Voy a confesar
una pequeña infamia.
Y doble, porque
además la disfruté. Y mucho.
Ayer revolvía
estantes en una librería de viejo. En la mesa de saldos había una novela. El
nombre de su autor me hizo sonreír. La lectura de la contratapa me llenó de
felicidad. Sí, era ese autor, sí era esa novela.
Hace más de 10
años, dos amigas piadosas me instaban a mostrar mis ejercicios literarios fuera
del círculo íntimo. A fuerza de insistir, me invitaron a una conferencia sobre
Borges, como pretexto para conocer a los miembros del cenáculo organizador. A
la hora del vino de honor, me presentaron a uno de los conspicuos miembros de
ese círculo iniciático, a la sazón, coordinador del taller literario al que
asistían. Con modos de deidad griega, me miró de arriba abajo como quien trata
de elucidar las facultades intelectuales de una ameba. Cuando mis amigas le
mencionaron mis arrestos compositivos y me comprometieron delante suyo a
participar en un concurso de tan egregio cenáculo, me desalentó rápidamente. Rápidamente.
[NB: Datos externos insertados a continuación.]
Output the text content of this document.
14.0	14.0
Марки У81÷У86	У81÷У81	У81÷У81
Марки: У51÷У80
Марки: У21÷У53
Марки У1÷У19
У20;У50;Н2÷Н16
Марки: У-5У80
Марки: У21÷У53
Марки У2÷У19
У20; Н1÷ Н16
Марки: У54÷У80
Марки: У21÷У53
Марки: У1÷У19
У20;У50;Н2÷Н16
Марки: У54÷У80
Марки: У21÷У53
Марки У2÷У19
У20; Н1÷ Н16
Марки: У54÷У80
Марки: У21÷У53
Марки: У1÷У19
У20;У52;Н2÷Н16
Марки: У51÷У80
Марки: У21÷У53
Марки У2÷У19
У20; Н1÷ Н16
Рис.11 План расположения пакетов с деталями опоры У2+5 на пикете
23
Entre la andanada de sofismos que me infirió, estaba la necesidad de tener
“mucho” escrito y sobre todo, la conveniencia de asistir a su taller. Cuando
terminó la perorata, procedió a ilustrarme largamente (quiero decir durante un
tiempo que excede en mucho las buenas maneras y la paciencia), sobre las
virtudes de su inminente novela, una bisagra en la historia de la literatura
nacional. No exagero si digo que se comparó con los autores de best-sellers
internacionales. Con sonrisa inalterable sobrellevé el despliegue de un
argumento anodino, previsible y exasperante, demostrando interés y hasta
asombro por la hechura de tan magnífica obra.
Mis amigas, que
me conocen, aguardaban alguna de mis habituales causticidades. Es cierto, me la
dejó tantas veces picando que fue una impiedad no devolverle aunque sea una
pelota envenenada. Pero estaba determinado a comportarme. Así que no dije ni
mu, siempre asentí con beatífica disposición, le agradecí sus palabras para con
el innoble novicio, augurándole el seguro éxito que su novela merecía. Y
siempre sonreí.
Como ayer,
cuando finalmente vi su novela. En la mesa de saldos. Esos que nadie compra ni
como sustituto para una eventual carestía de papel sanitario.
No descarto que
mis libros también merezcan participar del asado dominical, pero del lado del
fuego. Y no descarto que concebirme como escritor resulte un acto de
imprudencia idéntica. Pero nadie podrá decir que me la creo. Ni que no soy
solidario con los que la vienen remando, intentando dar a conocer sus
ejercicios narrativos. El Olimpo ya tiene demasiados dioses.
Sobre todo uno,
cuyas virtudes teologales juntan polvo en la mesa de saldos invendibles.